Assumption 3: Deaths per year is influenced by 1) how many people are currently HIV positive/were previously diagnosed, 2) how many are seen for care, 3) the quality of care, 4) CD4 levels at the time of diagnosis. Strictly using past death rate data does not take into account any of the other influencing factors that may increase or decrease the death rate.
Assumption 4: Using predictive models that solely use a singular dataset ignores any external factors (such as potential epidemics and cultural change that can influence future numbers).

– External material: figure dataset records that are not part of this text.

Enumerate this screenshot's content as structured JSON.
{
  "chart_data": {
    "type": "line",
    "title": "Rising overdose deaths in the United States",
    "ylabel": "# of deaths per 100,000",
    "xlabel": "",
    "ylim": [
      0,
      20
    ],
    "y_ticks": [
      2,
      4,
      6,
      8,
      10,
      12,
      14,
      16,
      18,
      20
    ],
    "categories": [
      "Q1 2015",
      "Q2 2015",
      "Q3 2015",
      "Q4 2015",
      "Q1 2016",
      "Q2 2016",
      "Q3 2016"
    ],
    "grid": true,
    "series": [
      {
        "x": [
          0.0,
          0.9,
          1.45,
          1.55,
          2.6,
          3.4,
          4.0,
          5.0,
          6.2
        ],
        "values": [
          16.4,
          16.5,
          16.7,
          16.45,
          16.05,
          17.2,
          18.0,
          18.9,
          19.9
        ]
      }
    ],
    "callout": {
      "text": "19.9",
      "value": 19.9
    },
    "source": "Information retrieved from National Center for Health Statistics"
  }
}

Assumption 5: The prevention strategy assumes that everyone within that label will seek out prevention methods and needs to budgeted for.
Predictive Models
Quadratic & Linear models were used to predict 2019 and 2020 numbers for number of new HIV Diagnosis, number of Deaths, the number of those seen for care, and women between the ages of 25-49 diagnosed with HIV
Dataset: New Diagnosis
Linear, Quadratic, Polynomials of Order 3 and 4, and Logarithmic models were tested to create the model New Diagnosis. The Linear and Logarithmic models produced near identical results, while the Quadratic and Polynomial Models produced results non-distinct from one another when review predictions up to 2020. Due to the similarities creating 2 subsets within the model, the Linear and Quadratic models were further tested by comparing the sum of squares of the residual values. The Quadratic Model's sum of squares was half that of the Linear model, which led to the selection of using it to predict years 2019 and 2020. However, this model is invalid for predicting results after year 2020 (as the steep decline quickly shows negative numbers). Likewise models of higher order exponentially decreased at much faster rates.
Dataset: Death
Linear and Quadratic models were created and tested to predict future death rates. Even though the Quadratic model's sum of squares produced better results for predicting the existing years 2009 to 2018, the model predicted negative results for the year 2020 (which would have also been true for polynomial models of higher order). This leaves the Linear model as the more suitable one for predicting data for years 2019 and 2020.
Dataset: Treatment & Women Diagnosed between ages 25-49
While modeling Diagnosis it became clear that higher order polynomials produced better predictions for existing years (2009-2018), but generally performed poorly at predicting future dates. Additionally, graphed data for treatment and women diagnosed exhibited near-linear plots, so an assumption was made that models of higher polynomials would not produce better predictions for the years 2019 and 2020. Consequently, only Quadratic and Linear models were used to model datasets for Treatment and Women Diagnosed between ages 25-49. In both cases the Quadratic model produced better results for the sum of squares. For Treatment Models the sum of squares for the Quadratic model was 22% that of the Linear model, and for Women Diagnosed between ages 25-49 sum of squares for the quadratic model was half that of the linear model.